Dans cet élan, la Kundé d’Or 2004 évoque aussi ses inquiétudes dans ‘’Miri’’. « J’attire l’attention sur notre monde affaibli, amaigri, malade. C’est une chanson imagée et chargée de symboles pour décrire combien le monde se porte mal et continuera de se porter de plus en plus mal tant que l’humain ne changera pas son comportement et ses dérives. Si l’humain ne change pas, le monde ne guérira plus jamais », alerte l’artiste.

Outre les regrets de la chanteuse devant les dérives de notre monde de plus en plus basé sur le matériel, l’opus dont les critiquent saluent la maturité, aborde d’autres thèmes plus gais et louables comme Dieu (Barika), le travail (Bara), l’amour (Viens dans mes bras), la famille (Binbinbin et N’Dogo)… La nouvelle œuvre d’Amiy Méria comprend 10 titres chantés en dioula, bambara, dafing et français. Les arrangements ont été assurés par Sam Etienne Zongo et Seydou Koïta.

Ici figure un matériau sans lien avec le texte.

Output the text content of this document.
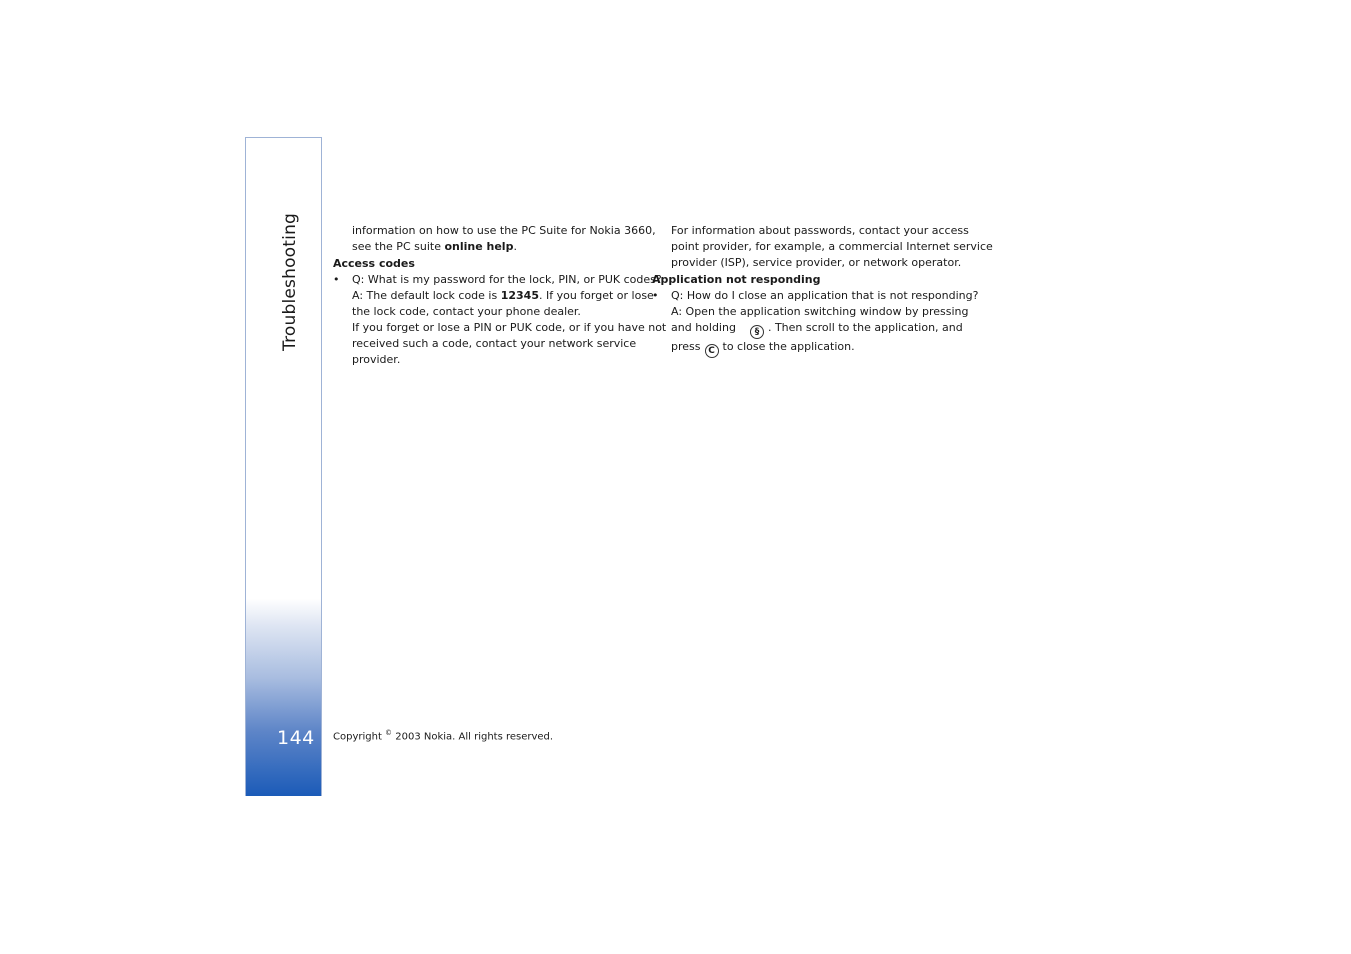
Troubleshooting
144

information on how to use the PC Suite for Nokia 3660,
see the PC suite online help.

Access codes

• Q: What is my password for the lock, PIN, or PUK codes?
A: The default lock code is 12345. If you forget or lose
the lock code, contact your phone dealer.
If you forget or lose a PIN or PUK code, or if you have not
received such a code, contact your network service
provider.

For information about passwords, contact your access
point provider, for example, a commercial Internet service
provider (ISP), service provider, or network operator.

Application not responding

• Q: How do I close an application that is not responding?
A: Open the application switching window by pressing
and holding § . Then scroll to the application, and
press C to close the application.
Copyright © 2003 Nokia. All rights reserved.
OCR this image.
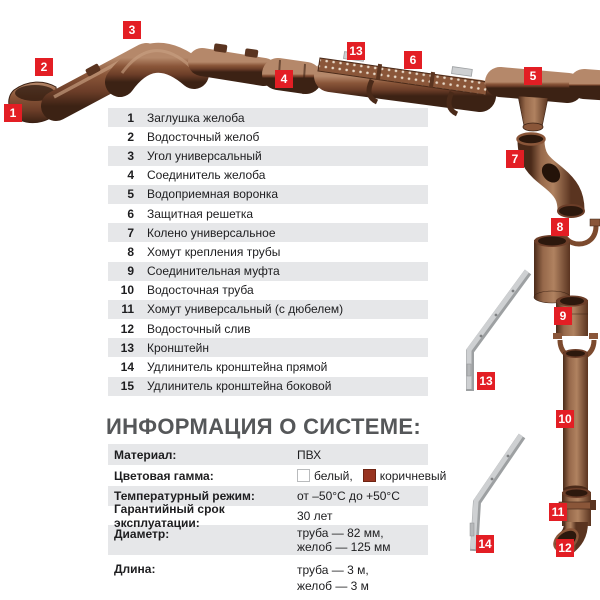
1
2
3
4
13
6
5
7
8
9
10
13
11
12
14
1	Заглушка желоба
2	Водосточный желоб
3	Угол универсальный
4	Соединитель желоба
5	Водоприемная воронка
6	Защитная решетка
7	Колено универсальное
8	Хомут крепления трубы
9	Соединительная муфта
10	Водосточная труба
11	Хомут универсальный (с дюбелем)
12	Водосточный слив
13	Кронштейн
14	Удлинитель кронштейна прямой
15	Удлинитель кронштейна боковой
ИНФОРМАЦИЯ О СИСТЕМЕ:
Материал:	ПВХ
Цветовая гамма:	белый, коричневый
Температурный режим:	от –50°C до +50°C
Гарантийный срок эксплуатации:	30 лет
Диаметр:	труба — 82 мм,
желоб — 125 мм
Длина:	труба — 3 м,
желоб — 3 м
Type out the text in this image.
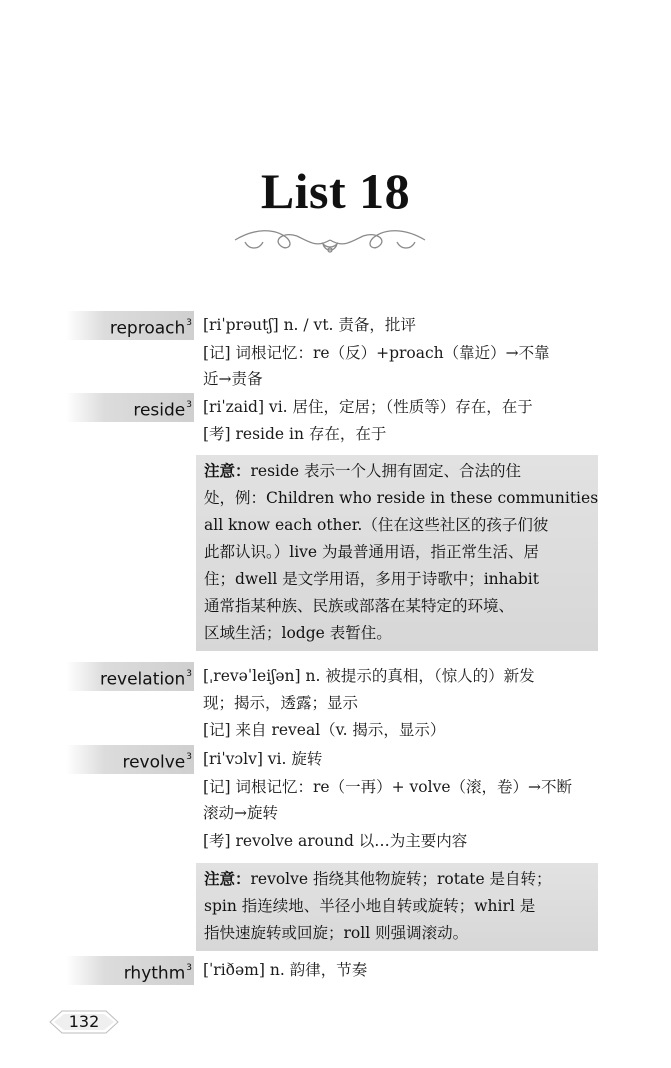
List 18
reproach$^3$ [riˈprəutʃ] n. / vt. 责备，批评
[记] 词根记忆：re（反）+proach（靠近）→不靠
近→责备
reside$^3$ [riˈzaid] vi. 居住，定居；（性质等）存在，在于
[考] reside in 存在，在于
注意：reside 表示一个人拥有固定、合法的住
处，例：Children who reside in these communities
all know each other.（住在这些社区的孩子们彼
此都认识。）live 为最普通用语，指正常生活、居
住；dwell 是文学用语，多用于诗歌中；inhabit
通常指某种族、民族或部落在某特定的环境、
区域生活；lodge 表暂住。
revelation$^3$ [ˌrevəˈleiʃən] n. 被提示的真相，（惊人的）新发
现；揭示，透露；显示
[记] 来自 reveal（v. 揭示，显示）
revolve$^3$ [riˈvɔlv] vi. 旋转
[记] 词根记忆：re（一再）+ volve（滚，卷）→不断
滚动→旋转
[考] revolve around 以…为主要内容
注意：revolve 指绕其他物旋转；rotate 是自转；
spin 指连续地、半径小地自转或旋转；whirl 是
指快速旋转或回旋；roll 则强调滚动。
rhythm$^3$ [ˈriðəm] n. 韵律，节奏
132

Après un long silence discographique, cette publication vient ponctuer les 30 ans de carrière de la chanteuse, déjà distinguée Chevalier dans l’ordre du mérite burkinabè et Ambassadrice de la paix. Et la diva mandingue n’est pas prête de s’arrêter. « Je vois ma carrière comme un parcours du combattant qui ne va jamais s’arrêter tant que je serai toujours sur scène », soutient-elle. C’est dire qu’elle entame ses trois décennies musicales avec enthousiasme et détermination. « Si je me réfère au fait que la vie est faite de haut et de bas, je comprends aisément que la musique n’échappe pas à cette vision des choses, donc je n’ai aucune raison de me plaindre. Au contraire, je rends grâce à Dieu pour ces 30 années et je lui dis merci », reconnaît l’une des meilleures voix du Faso.

A la question de savoir s’il y a des choses qu’elle aurait aimé faire et qu’elle n’a pas réussi à faire, la native de Gaoua (commune urbaine de la province du Poni, dans la région du Sud-Ouest au Burkina Faso) est évasive et un brin philosophe. « Dans la vie, on ne doit pas tout faire. Même si on le peut, l’essentiel est d’essayer de rester fidèle à ses valeurs et à ses principes. Ce sont des choses qui, pour moi, ne se négocient pas », dit l’ancienne élève du Lycée Ouezzin Coulibaly de Bobo-Dioulasso.

Son parcours artistique est riche de 8 albums et de nombreuses récompenses. Nominée en 2000 et 2008 aux Koras Music Awards, Amity Méria a été désignée Kundé D’Or (2004), le trophée de musique le plus convoité au Burkina Faso.